United States Court of Appeals
For the First Circuit
No. 03-1918
UNITED STATES,
Appellee,
v.
JOEL PADILLA,
Defendant, Appellant.
APPEAL FROM THE UNITED STATES DISTRICT COURT
FOR THE DISTRICT OF MASSACHUSETTS
[Hon. Douglas P. Woodlock, U.S. District Judge]
Before
Torruella, Circuit Judge,
Campbell, Senior Circuit Judge,
and Selya, Circuit Judge.
George F. Gormley and Christie M. Charles on brief for the
appellant.
Michael J. Sullivan, United States Attorney, and Virginia M.
Vander Jagt, Assistant U.S. Attorney, on brief for appellee.
December 23, 2004
Per Curiam. Following the conviction of defendant-
appellant Joel Padilla for being a felon in possession of a
firearm, 18 U.S.C. § 922(g)(1), the district court sentenced him to
imprisonment and a term of supervised release. On appeal, Padilla
advances three claims, one of which has merit and, under existing
circuit precedent, justifies modification of his sentence. The
other two claims lack merit.
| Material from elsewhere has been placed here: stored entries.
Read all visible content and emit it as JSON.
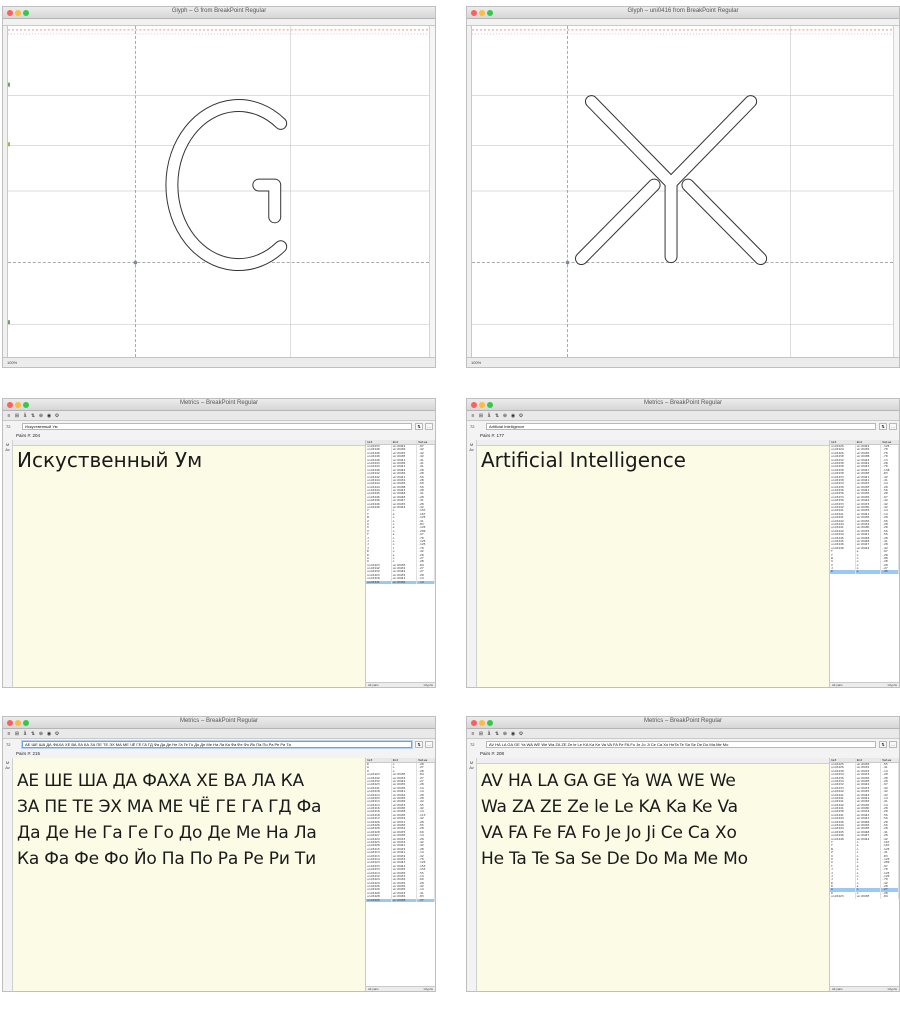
{
  "glyph_windows": [
    {
      "title": "Glyph – G from BreakPoint Regular",
      "zoom": "100%",
      "glyph": "G"
    },
    {
      "title": "Glyph – uni0416 from BreakPoint Regular",
      "zoom": "100%",
      "glyph": "Zhe"
    }
  ],
  "metrics_windows": [
    {
      "title": "Metrics – BreakPoint Regular",
      "size": "72",
      "text_field": "Искуственный Ум",
      "pairs_label": "Pairs #: 204",
      "preview_lines": [
        "Искуственный Ум"
      ],
      "kerning_header": [
        "1st",
        "2nd",
        "Value"
      ],
      "kerning_rows": [
        [
          "uni0433",
          "uni0442",
          "-97"
        ],
        [
          "uni0440",
          "uni0430",
          "-42"
        ],
        [
          "uni0440",
          "uni0435",
          "-42"
        ],
        [
          "uni0440",
          "uni043E",
          "-42"
        ],
        [
          "uni0440",
          "uni0441",
          "-41"
        ],
        [
          "uni0443",
          "uni0430",
          "-41"
        ],
        [
          "uni0443",
          "uni0441",
          "-41"
        ],
        [
          "uni0440",
          "uni0442",
          "-28"
        ],
        [
          "uni0442",
          "uni0430",
          "-28"
        ],
        [
          "uni0442",
          "uni0441",
          "-56"
        ],
        [
          "uni0444",
          "uni0434",
          "-28"
        ],
        [
          "uni0444",
          "uni0436",
          "-69"
        ],
        [
          "uni0444",
          "uni043B",
          "-56"
        ],
        [
          "uni0444",
          "uni0443",
          "-28"
        ],
        [
          "uni0445",
          "uni0448",
          "-41"
        ],
        [
          "uni0446",
          "uni0448",
          "-28"
        ],
        [
          "uni0446",
          "uni0447",
          "-41"
        ],
        [
          "uni0446",
          "uni0435",
          "-28"
        ],
        [
          "uni0440",
          "uni0442",
          "-42"
        ],
        [
          "Y",
          "o",
          "-167"
        ],
        [
          "Y",
          "e",
          "-167"
        ],
        [
          "W",
          "o",
          "-125"
        ],
        [
          "Z",
          "o",
          "-41"
        ],
        [
          "X",
          "o",
          "-83"
        ],
        [
          "X",
          "e",
          "-125"
        ],
        [
          "V",
          "o",
          "-209"
        ],
        [
          "T",
          "e",
          "-97"
        ],
        [
          "J",
          "o",
          "-70"
        ],
        [
          "J",
          "o",
          "-125"
        ],
        [
          "J",
          "o",
          "-125"
        ],
        [
          "J",
          "i",
          "-70"
        ],
        [
          "D",
          "o",
          "-42"
        ],
        [
          "D",
          "e",
          "-28"
        ],
        [
          "A",
          "o",
          "-27"
        ],
        [
          "O",
          "o",
          "-28"
        ],
        [
          "uni0423",
          "uni043E",
          "-84"
        ],
        [
          "uni0442",
          "uni0432",
          "-27"
        ],
        [
          "uni0432",
          "uni0442",
          "-27"
        ],
        [
          "uni0423",
          "uni0435",
          "-28"
        ],
        [
          "uni0418",
          "uni0441",
          "-14"
        ],
        [
          "uni0441",
          "uni0436",
          "-14"
        ]
      ],
      "kerning_footer": [
        "All pairs",
        "Glyphs"
      ]
    },
    {
      "title": "Metrics – BreakPoint Regular",
      "size": "72",
      "text_field": "Artificial Intelligence",
      "pairs_label": "Pairs #: 177",
      "preview_lines": [
        "Artificial Intelligence"
      ],
      "kerning_header": [
        "1st",
        "2nd",
        "Value"
      ],
      "kerning_rows": [
        [
          "uni0426",
          "uni0442",
          "-125"
        ],
        [
          "uni0424",
          "uni0436",
          "-70"
        ],
        [
          "uni0426",
          "uni0436",
          "-70"
        ],
        [
          "uni0430",
          "uni043B",
          "-70"
        ],
        [
          "uni0432",
          "uni0442",
          "-13"
        ],
        [
          "uni0430",
          "uni0442",
          "-28"
        ],
        [
          "uni0430",
          "uni0443",
          "-70"
        ],
        [
          "uni0430",
          "uni0447",
          "-138"
        ],
        [
          "uni0430",
          "uni043E",
          "-83"
        ],
        [
          "uni0433",
          "uni0441",
          "-42"
        ],
        [
          "uni0430",
          "uni0441",
          "-41"
        ],
        [
          "uni0434",
          "uni0433",
          "-14"
        ],
        [
          "uni0436",
          "uni043E",
          "-28"
        ],
        [
          "uni0436",
          "uni0441",
          "-56"
        ],
        [
          "uni0436",
          "uni0430",
          "-28"
        ],
        [
          "uni0433",
          "uni0430",
          "-97"
        ],
        [
          "uni0436",
          "uni0442",
          "-42"
        ],
        [
          "uni0433",
          "uni0433",
          "-42"
        ],
        [
          "uni0442",
          "uni043D",
          "-42"
        ],
        [
          "uni0441",
          "uni0435",
          "-14"
        ],
        [
          "uni0441",
          "uni0441",
          "-14"
        ],
        [
          "uni0441",
          "uni0430",
          "-28"
        ],
        [
          "uni0442",
          "uni0436",
          "-56"
        ],
        [
          "uni0444",
          "uni0434",
          "-28"
        ],
        [
          "uni0441",
          "uni043D",
          "-28"
        ],
        [
          "uni0442",
          "uni0435",
          "-56"
        ],
        [
          "uni0444",
          "uni0441",
          "-56"
        ],
        [
          "uni0446",
          "uni0448",
          "-28"
        ],
        [
          "uni0445",
          "uni0448",
          "-41"
        ],
        [
          "uni0446",
          "uni0447",
          "-28"
        ],
        [
          "uni0440",
          "uni0442",
          "-42"
        ],
        [
          "T",
          "e",
          "-97"
        ],
        [
          "Y",
          "o",
          "-28"
        ],
        [
          "W",
          "o",
          "-98"
        ],
        [
          "X",
          "o",
          "-28"
        ],
        [
          "V",
          "o",
          "-28"
        ],
        [
          "J",
          "o",
          "-27"
        ],
        [
          "D",
          "e",
          "-45"
        ]
      ],
      "kerning_footer": [
        "All pairs",
        "Glyphs"
      ]
    },
    {
      "title": "Metrics – BreakPoint Regular",
      "size": "72",
      "text_field": "АЕ ШЕ ША ДА ФАХА ХЕ ВА ЛА КА ЗА ПЕ ТЕ ЭХ МА МЕ ЧЁ ГЕ ГА ГД Фа Да Де Не Га Ге Го До Де Ме На Ла Ка Фа Фе Фо Йо Па По Ра Ре Ри Ти",
      "pairs_label": "Pairs #: 215",
      "preview_lines": [
        "АЕ ШЕ ША ДА ФАХА ХЕ ВА ЛА КА",
        "ЗА ПЕ ТЕ ЭХ МА МЕ ЧЁ ГЕ ГА ГД Фа",
        "Да Де Не Га Ге Го До Де Ме На Ла",
        "Ка Фа Фе Фо Йо Па По Ра Ре Ри Ти"
      ],
      "kerning_header": [
        "1st",
        "2nd",
        "Value"
      ],
      "kerning_rows": [
        [
          "D",
          "o",
          "-28"
        ],
        [
          "A",
          "o",
          "-27"
        ],
        [
          "O",
          "o",
          "-28"
        ],
        [
          "uni0423",
          "uni043E",
          "-84"
        ],
        [
          "uni0442",
          "uni0432",
          "-27"
        ],
        [
          "uni0432",
          "uni0442",
          "-27"
        ],
        [
          "uni0423",
          "uni0435",
          "-28"
        ],
        [
          "uni0441",
          "uni0436",
          "-14"
        ],
        [
          "uni0418",
          "uni0441",
          "-14"
        ],
        [
          "uni0413",
          "uni043A",
          "-28"
        ],
        [
          "uni0423",
          "uni0430",
          "-28"
        ],
        [
          "uni0413",
          "uni0430",
          "-42"
        ],
        [
          "uni0413",
          "uni0433",
          "-55"
        ],
        [
          "uni0416",
          "uni0430",
          "-42"
        ],
        [
          "uni0416",
          "uni0438",
          "-14"
        ],
        [
          "uni0418",
          "uni0430",
          "-113"
        ],
        [
          "uni0413",
          "uni0432",
          "-42"
        ],
        [
          "uni0426",
          "uni0431",
          "-28"
        ],
        [
          "uni0426",
          "uni0430",
          "-55"
        ],
        [
          "uni0420",
          "uni0432",
          "-28"
        ],
        [
          "uni0420",
          "uni0435",
          "-69"
        ],
        [
          "uni0427",
          "uni0430",
          "-14"
        ],
        [
          "uni0424",
          "uni0433",
          "-28"
        ],
        [
          "uni0423",
          "uni0432",
          "-42"
        ],
        [
          "uni0420",
          "uni0441",
          "-42"
        ],
        [
          "uni0415",
          "uni0432",
          "-28"
        ],
        [
          "uni0413",
          "uni0441",
          "-14"
        ],
        [
          "uni0413",
          "uni0432",
          "-42"
        ],
        [
          "uni0414",
          "uni0434",
          "-70"
        ],
        [
          "uni0423",
          "uni0443",
          "-125"
        ],
        [
          "uni0433",
          "uni0441",
          "-153"
        ],
        [
          "uni0433",
          "uni0435",
          "-153"
        ],
        [
          "uni0414",
          "uni0430",
          "-55"
        ],
        [
          "uni0432",
          "uni0433",
          "-14"
        ],
        [
          "uni0424",
          "uni0436",
          "-69"
        ],
        [
          "uni0424",
          "uni0435",
          "-28"
        ],
        [
          "uni0426",
          "uni0436",
          "-42"
        ],
        [
          "uni0429",
          "uni0430",
          "-14"
        ],
        [
          "uni0420",
          "uni0432",
          "-41"
        ],
        [
          "uni0420",
          "uni0436",
          "-83"
        ],
        [
          "uni0426",
          "uni0438",
          "-27"
        ]
      ],
      "kerning_footer": [
        "All pairs",
        "Glyphs"
      ]
    },
    {
      "title": "Metrics – BreakPoint Regular",
      "size": "72",
      "text_field": "AV HA LA GA GE Ya WA WE We Wa ZA ZE Ze le Le KA Ka Ke Va VA FA Fe FA Fo Je Jo Ji Ce Ca Xo HeTa Te Sa Se De Do Ma Me Mo",
      "pairs_label": "Pairs #: 208",
      "preview_lines": [
        "AV HA LA GA GE Ya WA WE We",
        "Wa ZA ZE Ze le Le KA Ka Ke Va",
        "VA FA Fe FA Fo Je Jo Ji Ce Ca Xo",
        "He Ta Te Sa Se De Do Ma Me Mo"
      ],
      "kerning_header": [
        "1st",
        "2nd",
        "Value"
      ],
      "kerning_rows": [
        [
          "uni0425",
          "uni0430",
          "-55"
        ],
        [
          "uni0426",
          "uni0435",
          "-41"
        ],
        [
          "uni0430",
          "uni0432",
          "-14"
        ],
        [
          "uni0434",
          "uni0433",
          "-28"
        ],
        [
          "uni0436",
          "uni0436",
          "-28"
        ],
        [
          "uni0434",
          "uni043E",
          "-28"
        ],
        [
          "uni0432",
          "uni0442",
          "-97"
        ],
        [
          "uni0433",
          "uni0433",
          "-42"
        ],
        [
          "uni0442",
          "uni0435",
          "-42"
        ],
        [
          "uni0441",
          "uni0442",
          "-42"
        ],
        [
          "uni0441",
          "uni0441",
          "-14"
        ],
        [
          "uni0441",
          "uni0430",
          "-41"
        ],
        [
          "uni0442",
          "uni0436",
          "-14"
        ],
        [
          "uni0441",
          "uni043D",
          "-28"
        ],
        [
          "uni0430",
          "uni0432",
          "-28"
        ],
        [
          "uni0441",
          "uni0443",
          "-56"
        ],
        [
          "uni0444",
          "uni0441",
          "-56"
        ],
        [
          "uni0446",
          "uni0448",
          "-28"
        ],
        [
          "uni0444",
          "uni0436",
          "-56"
        ],
        [
          "uni0444",
          "uni043E",
          "-28"
        ],
        [
          "uni0445",
          "uni0448",
          "-41"
        ],
        [
          "uni0446",
          "uni0447",
          "-28"
        ],
        [
          "uni0440",
          "uni0442",
          "-42"
        ],
        [
          "Y",
          "o",
          "-167"
        ],
        [
          "Y",
          "e",
          "-167"
        ],
        [
          "W",
          "o",
          "-125"
        ],
        [
          "Z",
          "o",
          "-41"
        ],
        [
          "X",
          "o",
          "-83"
        ],
        [
          "X",
          "e",
          "-125"
        ],
        [
          "V",
          "o",
          "-209"
        ],
        [
          "T",
          "e",
          "-97"
        ],
        [
          "J",
          "o",
          "-70"
        ],
        [
          "J",
          "o",
          "-125"
        ],
        [
          "J",
          "o",
          "-125"
        ],
        [
          "J",
          "i",
          "-70"
        ],
        [
          "D",
          "o",
          "-42"
        ],
        [
          "D",
          "e",
          "-28"
        ],
        [
          "A",
          "o",
          "-27"
        ],
        [
          "O",
          "o",
          "-28"
        ],
        [
          "uni0423",
          "uni043E",
          "-84"
        ]
      ],
      "kerning_footer": [
        "All pairs",
        "Glyphs"
      ]
    }
  ]
}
We consider the three claims
sequentially.
Denial of Motion to Dismiss
Padilla contends that the district court erred in denying
his motion to dismiss on Commerce Clause grounds. That motion was
based on his reading of the decisions in United States v. Lopez,
514 U.S. 549 (1995), and United States v. Emerson, 270 F.3d 203
(5th Cir. 2001), cert. denied, 536 U.S. 907 (2002). We are not
free to revisit the Lopez claim because this court already has
rejected it in prior cases. See, e.g., United States v. Colon
Osorio, 360 F.3d 48, 53 (1st Cir. 2004).
We also reject Padilla's claim that Emerson provides a
basis for dismissal on Commerce Clause grounds. In doing so, we
adopt the rationale of the court that spawned the Emerson decision.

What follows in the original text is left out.